Metamorfoses van sekse. Hermafroditisme en de verschijning van een 'sekse van het zelf' in operatieve praktijken vanaf het einde van de negentiende eeuw.


  • Geertje Mak


According to Stefan Hirschauer, during the treatment process, transsexualism metamorphoses from a social conflict between a person and society about his or her proper enactment of sex, to a conflict between a self and a body.

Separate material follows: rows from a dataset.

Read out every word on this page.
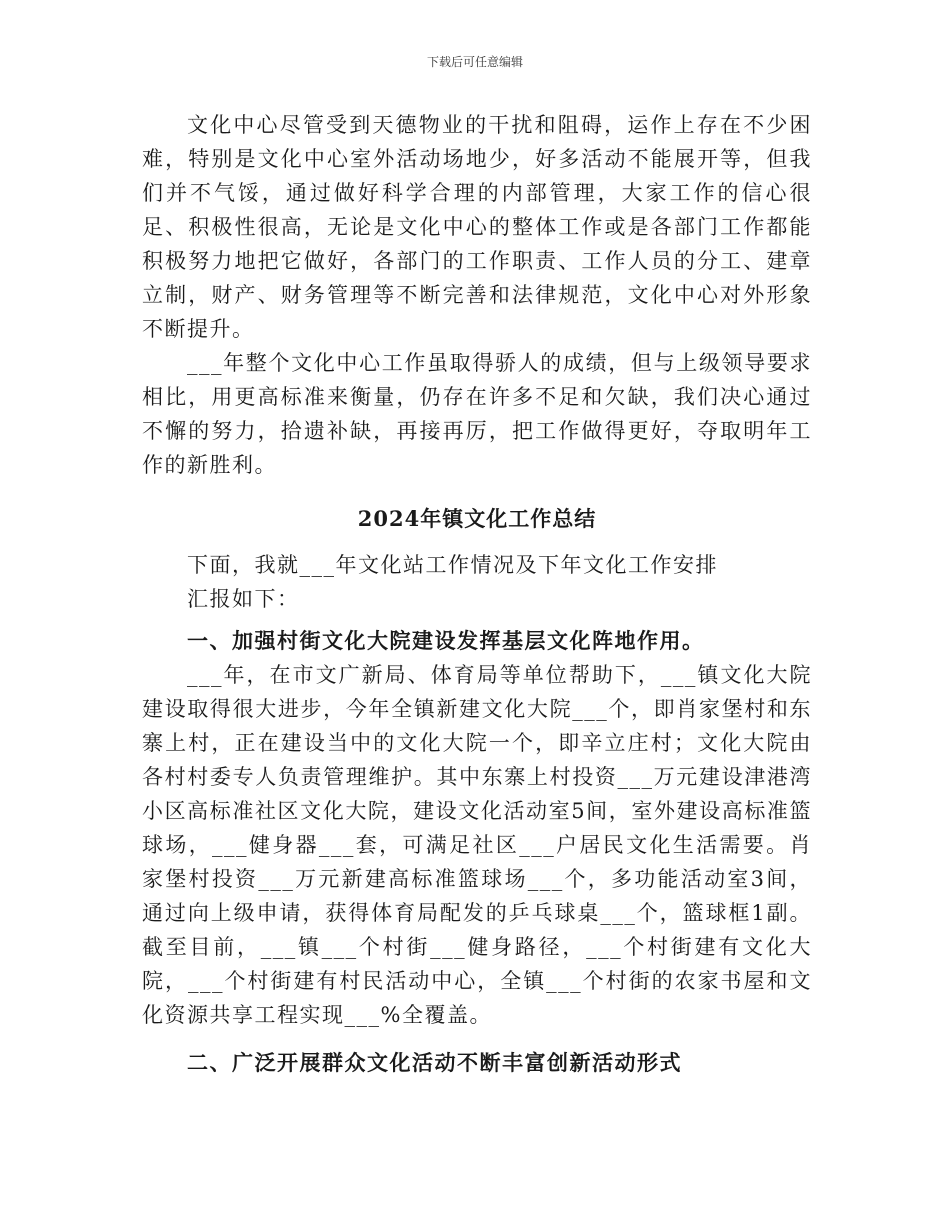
下载后可任意编辑

文化中心尽管受到天德物业的干扰和阻碍，运作上存在不少困难，特别是文化中心室外活动场地少，好多活动不能展开等，但我们并不气馁，通过做好科学合理的内部管理，大家工作的信心很足、积极性很高，无论是文化中心的整体工作或是各部门工作都能积极努力地把它做好，各部门的工作职责、工作人员的分工、建章立制，财产、财务管理等不断完善和法律规范，文化中心对外形象不断提升。

___年整个文化中心工作虽取得骄人的成绩，但与上级领导要求相比，用更高标准来衡量，仍存在许多不足和欠缺，我们决心通过不懈的努力，拾遗补缺，再接再厉，把工作做得更好，夺取明年工作的新胜利。

2024年镇文化工作总结

下面，我就___年文化站工作情况及下年文化工作安排

汇报如下：

一、加强村街文化大院建设发挥基层文化阵地作用。

___年，在市文广新局、体育局等单位帮助下，___镇文化大院建设取得很大进步，今年全镇新建文化大院___个，即肖家堡村和东寨上村，正在建设当中的文化大院一个，即辛立庄村；文化大院由各村村委专人负责管理维护。其中东寨上村投资___万元建设津港湾小区高标准社区文化大院，建设文化活动室5间，室外建设高标准篮球场，___健身器___套，可满足社区___户居民文化生活需要。肖家堡村投资___万元新建高标准篮球场___个，多功能活动室3间，通过向上级申请，获得体育局配发的乒乓球桌___个，篮球框1副。截至目前，___镇___个村街___健身路径，___个村街建有文化大院，___个村街建有村民活动中心，全镇___个村街的农家书屋和文化资源共享工程实现___%全覆盖。

二、广泛开展群众文化活动不断丰富创新活动形式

Surgery operates as a way of swearing one’s (initial inappropriate) sex. In this article, this metamorphosis is analysed historically in cases of hermaphroditism. Until about 1900 doubting sex mainly had affected the hermaphrodite as a person: as someone inscribed in society through a name, an outer (physical) appearance, a role, and a civil status. The trouble was located in the relation between the person and society, not in the relation between a body and a self. With the introduction of surgery and anaesthesia from about 1900 physical sex could be sharply distinguished from the person. Mo- reover, plastic surgery on genitals evoked a quickly increasing demand of hermaphrodites to operate on their sex upon their wish. The emerging frictions between an objectified physical sex on the one hand and the person or the wish of the hermaphrodite on the other, led physicians to treat the person, his or her consciousness, feelings, emotions and sexual inclinations as a separate entity. The sex of self became something doctors started to take care of and gain competence over.